The Vishwakarma community refer to themselves as the Viswabrahmin, and are sometimes described as an Indian caste. The community comprises five sub-groups—carpenters, blacksmiths, bronze smiths, goldsmiths and stonemasons—who believe that they are descendants of Vishvakarman, a Hindu deity.
They worship various forms of this deity and follow five Vedas—Rigveda, Yajurveda, Samaveda, Atharvaveda, and Pranava Veda.

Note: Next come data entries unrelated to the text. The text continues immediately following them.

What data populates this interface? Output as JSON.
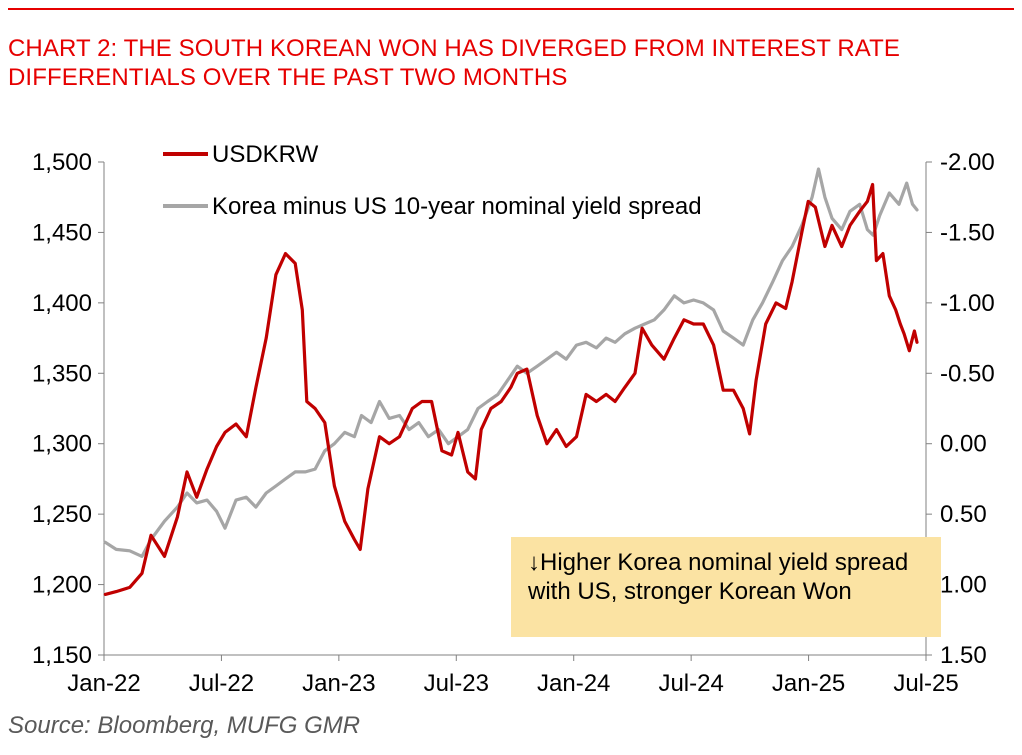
{
  "header": {
    "title": "CHART 2: THE SOUTH KOREAN WON HAS DIVERGED FROM INTEREST RATE DIFFERENTIALS OVER THE PAST TWO MONTHS"
  },
  "footer": {
    "source": "Source: Bloomberg, MUFG GMR"
  },
  "annotation": {
    "text": "↓Higher Korea nominal yield spread with US, stronger Korean Won"
  },
  "colors": {
    "title": "#e60000",
    "usdkrw": "#c00000",
    "spread": "#a6a6a6",
    "annotation_bg": "#fbe3a3",
    "axis": "#808080"
  },
  "chart_data": {
    "type": "line",
    "title": "CHART 2: THE SOUTH KOREAN WON HAS DIVERGED FROM INTEREST RATE DIFFERENTIALS OVER THE PAST TWO MONTHS",
    "x_tick_labels": [
      "Jan-22",
      "Jul-22",
      "Jan-23",
      "Jul-23",
      "Jan-24",
      "Jul-24",
      "Jan-25",
      "Jul-25"
    ],
    "x_range": [
      "2022-01-01",
      "2025-07-01"
    ],
    "y_left": {
      "ylim": [
        1150,
        1500
      ],
      "ticks": [
        1150,
        1200,
        1250,
        1300,
        1350,
        1400,
        1450,
        1500
      ],
      "tick_labels": [
        "1,150",
        "1,200",
        "1,250",
        "1,300",
        "1,350",
        "1,400",
        "1,450",
        "1,500"
      ]
    },
    "y_right": {
      "ylim": [
        1.5,
        -2.0
      ],
      "inverted": true,
      "ticks": [
        1.5,
        1.0,
        0.5,
        0.0,
        -0.5,
        -1.0,
        -1.5,
        -2.0
      ],
      "tick_labels": [
        "1.50",
        "1.00",
        "0.50",
        "0.00",
        "-0.50",
        "-1.00",
        "-1.50",
        "-2.00"
      ]
    },
    "grid": false,
    "legend_position": "top-left",
    "series": [
      {
        "name": "USDKRW",
        "axis": "left",
        "color": "#c00000",
        "points": [
          [
            "2022-01-03",
            1193
          ],
          [
            "2022-01-20",
            1195
          ],
          [
            "2022-02-10",
            1198
          ],
          [
            "2022-03-01",
            1208
          ],
          [
            "2022-03-15",
            1235
          ],
          [
            "2022-04-05",
            1220
          ],
          [
            "2022-04-25",
            1248
          ],
          [
            "2022-05-10",
            1280
          ],
          [
            "2022-05-25",
            1262
          ],
          [
            "2022-06-10",
            1282
          ],
          [
            "2022-06-25",
            1298
          ],
          [
            "2022-07-08",
            1308
          ],
          [
            "2022-07-25",
            1314
          ],
          [
            "2022-08-10",
            1305
          ],
          [
            "2022-08-25",
            1340
          ],
          [
            "2022-09-10",
            1375
          ],
          [
            "2022-09-25",
            1420
          ],
          [
            "2022-10-10",
            1435
          ],
          [
            "2022-10-25",
            1428
          ],
          [
            "2022-11-05",
            1395
          ],
          [
            "2022-11-12",
            1330
          ],
          [
            "2022-11-25",
            1325
          ],
          [
            "2022-12-10",
            1315
          ],
          [
            "2022-12-25",
            1270
          ],
          [
            "2023-01-10",
            1245
          ],
          [
            "2023-01-25",
            1232
          ],
          [
            "2023-02-03",
            1225
          ],
          [
            "2023-02-15",
            1268
          ],
          [
            "2023-03-05",
            1305
          ],
          [
            "2023-03-20",
            1300
          ],
          [
            "2023-04-05",
            1305
          ],
          [
            "2023-04-25",
            1325
          ],
          [
            "2023-05-10",
            1330
          ],
          [
            "2023-05-25",
            1330
          ],
          [
            "2023-06-10",
            1295
          ],
          [
            "2023-06-25",
            1292
          ],
          [
            "2023-07-05",
            1308
          ],
          [
            "2023-07-20",
            1280
          ],
          [
            "2023-08-01",
            1275
          ],
          [
            "2023-08-10",
            1310
          ],
          [
            "2023-08-25",
            1325
          ],
          [
            "2023-09-10",
            1330
          ],
          [
            "2023-09-25",
            1340
          ],
          [
            "2023-10-05",
            1350
          ],
          [
            "2023-10-20",
            1353
          ],
          [
            "2023-11-05",
            1320
          ],
          [
            "2023-11-20",
            1300
          ],
          [
            "2023-12-05",
            1310
          ],
          [
            "2023-12-20",
            1298
          ],
          [
            "2024-01-05",
            1305
          ],
          [
            "2024-01-20",
            1335
          ],
          [
            "2024-02-05",
            1330
          ],
          [
            "2024-02-20",
            1335
          ],
          [
            "2024-03-05",
            1330
          ],
          [
            "2024-03-20",
            1340
          ],
          [
            "2024-04-05",
            1350
          ],
          [
            "2024-04-16",
            1382
          ],
          [
            "2024-05-01",
            1370
          ],
          [
            "2024-05-20",
            1360
          ],
          [
            "2024-06-05",
            1375
          ],
          [
            "2024-06-20",
            1388
          ],
          [
            "2024-07-05",
            1385
          ],
          [
            "2024-07-20",
            1385
          ],
          [
            "2024-08-05",
            1370
          ],
          [
            "2024-08-20",
            1338
          ],
          [
            "2024-09-05",
            1338
          ],
          [
            "2024-09-20",
            1325
          ],
          [
            "2024-09-30",
            1307
          ],
          [
            "2024-10-10",
            1345
          ],
          [
            "2024-10-25",
            1385
          ],
          [
            "2024-11-10",
            1400
          ],
          [
            "2024-11-25",
            1396
          ],
          [
            "2024-12-05",
            1415
          ],
          [
            "2024-12-20",
            1450
          ],
          [
            "2024-12-30",
            1472
          ],
          [
            "2025-01-10",
            1468
          ],
          [
            "2025-01-25",
            1440
          ],
          [
            "2025-02-05",
            1455
          ],
          [
            "2025-02-20",
            1440
          ],
          [
            "2025-03-05",
            1455
          ],
          [
            "2025-03-20",
            1465
          ],
          [
            "2025-04-01",
            1472
          ],
          [
            "2025-04-09",
            1484
          ],
          [
            "2025-04-15",
            1430
          ],
          [
            "2025-04-25",
            1435
          ],
          [
            "2025-05-05",
            1405
          ],
          [
            "2025-05-15",
            1395
          ],
          [
            "2025-05-22",
            1385
          ],
          [
            "2025-05-28",
            1378
          ],
          [
            "2025-06-05",
            1366
          ],
          [
            "2025-06-10",
            1375
          ],
          [
            "2025-06-13",
            1380
          ],
          [
            "2025-06-17",
            1372
          ]
        ]
      },
      {
        "name": "Korea minus US 10-year nominal yield spread",
        "axis": "right",
        "color": "#a6a6a6",
        "points": [
          [
            "2022-01-03",
            0.7
          ],
          [
            "2022-01-20",
            0.75
          ],
          [
            "2022-02-10",
            0.76
          ],
          [
            "2022-03-01",
            0.8
          ],
          [
            "2022-03-15",
            0.68
          ],
          [
            "2022-04-05",
            0.55
          ],
          [
            "2022-04-25",
            0.45
          ],
          [
            "2022-05-10",
            0.35
          ],
          [
            "2022-05-25",
            0.42
          ],
          [
            "2022-06-10",
            0.4
          ],
          [
            "2022-06-25",
            0.48
          ],
          [
            "2022-07-08",
            0.6
          ],
          [
            "2022-07-25",
            0.4
          ],
          [
            "2022-08-10",
            0.38
          ],
          [
            "2022-08-25",
            0.45
          ],
          [
            "2022-09-10",
            0.35
          ],
          [
            "2022-09-25",
            0.3
          ],
          [
            "2022-10-10",
            0.25
          ],
          [
            "2022-10-25",
            0.2
          ],
          [
            "2022-11-10",
            0.2
          ],
          [
            "2022-11-25",
            0.18
          ],
          [
            "2022-12-10",
            0.05
          ],
          [
            "2022-12-25",
            0.0
          ],
          [
            "2023-01-10",
            -0.08
          ],
          [
            "2023-01-25",
            -0.05
          ],
          [
            "2023-02-05",
            -0.2
          ],
          [
            "2023-02-20",
            -0.15
          ],
          [
            "2023-03-05",
            -0.3
          ],
          [
            "2023-03-20",
            -0.18
          ],
          [
            "2023-04-05",
            -0.2
          ],
          [
            "2023-04-20",
            -0.1
          ],
          [
            "2023-05-05",
            -0.15
          ],
          [
            "2023-05-20",
            -0.05
          ],
          [
            "2023-06-05",
            -0.1
          ],
          [
            "2023-06-20",
            0.0
          ],
          [
            "2023-07-05",
            -0.05
          ],
          [
            "2023-07-20",
            -0.1
          ],
          [
            "2023-08-05",
            -0.25
          ],
          [
            "2023-08-20",
            -0.3
          ],
          [
            "2023-09-05",
            -0.35
          ],
          [
            "2023-09-20",
            -0.45
          ],
          [
            "2023-10-05",
            -0.55
          ],
          [
            "2023-10-20",
            -0.5
          ],
          [
            "2023-11-05",
            -0.55
          ],
          [
            "2023-11-20",
            -0.6
          ],
          [
            "2023-12-05",
            -0.65
          ],
          [
            "2023-12-20",
            -0.6
          ],
          [
            "2024-01-05",
            -0.7
          ],
          [
            "2024-01-20",
            -0.72
          ],
          [
            "2024-02-05",
            -0.68
          ],
          [
            "2024-02-20",
            -0.75
          ],
          [
            "2024-03-05",
            -0.72
          ],
          [
            "2024-03-20",
            -0.78
          ],
          [
            "2024-04-05",
            -0.82
          ],
          [
            "2024-04-20",
            -0.85
          ],
          [
            "2024-05-05",
            -0.88
          ],
          [
            "2024-05-20",
            -0.95
          ],
          [
            "2024-06-05",
            -1.05
          ],
          [
            "2024-06-20",
            -1.0
          ],
          [
            "2024-07-05",
            -1.02
          ],
          [
            "2024-07-20",
            -1.0
          ],
          [
            "2024-08-05",
            -0.95
          ],
          [
            "2024-08-20",
            -0.8
          ],
          [
            "2024-09-05",
            -0.75
          ],
          [
            "2024-09-20",
            -0.7
          ],
          [
            "2024-10-05",
            -0.88
          ],
          [
            "2024-10-20",
            -1.0
          ],
          [
            "2024-11-05",
            -1.15
          ],
          [
            "2024-11-20",
            -1.3
          ],
          [
            "2024-12-05",
            -1.4
          ],
          [
            "2024-12-20",
            -1.55
          ],
          [
            "2025-01-05",
            -1.75
          ],
          [
            "2025-01-15",
            -1.95
          ],
          [
            "2025-01-25",
            -1.75
          ],
          [
            "2025-02-05",
            -1.6
          ],
          [
            "2025-02-20",
            -1.52
          ],
          [
            "2025-03-05",
            -1.65
          ],
          [
            "2025-03-20",
            -1.7
          ],
          [
            "2025-04-01",
            -1.52
          ],
          [
            "2025-04-10",
            -1.48
          ],
          [
            "2025-04-20",
            -1.62
          ],
          [
            "2025-05-05",
            -1.78
          ],
          [
            "2025-05-20",
            -1.7
          ],
          [
            "2025-06-01",
            -1.85
          ],
          [
            "2025-06-10",
            -1.7
          ],
          [
            "2025-06-17",
            -1.66
          ]
        ]
      }
    ]
  }
}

The communal name of Vishwakarma is of fairly recent usage. The British Raj misunderstood the Indian caste system as being an inflexible concept based on varna, ignoring all evidence of caste creation and disintegration caused by processes of social fission and fusion. This flawed interpretation, formed in part by heeding the work of Brahmin scholars, resulted in many communities aspiring to official recognition of a higher social status than was traditional, based on claims of descent from elite groups such as the Brahmins or Kshatriyas. Among the changes that occurred during this period, the census administrator John Henry Hutton recorded in 1931 a caste called the Vishwakarma, which was an administrative creation defined as a community of artisans who were geographically disparate but shared fairly similar occupations. Like the similarly-created Yadavs, who were an administrative grouping of grazers, herders and dairymen, the Vishwakarma comprised numerous previously diverse castes.
The community prefer the new name, which has evidential support in 12th-century inscriptions that refer to smiths and sculptors belonging to the Vishwakarma kula, although Vijaya Ramaswamy notes that "... the Vishwakarma community is obviously cutting across caste lines" and "... comprises five socially and economically differentiated jatis". Prior to the Raj period, these communities were referred to by names such as Kammalar in present-day Tamil Nadu and Kerala, Panchalar in Karnataka, and Panchanamuvaru in Andhra Pradesh, while there are also medieval inscriptions that refer to them as the Rathakara and Kammala-Rathakarar.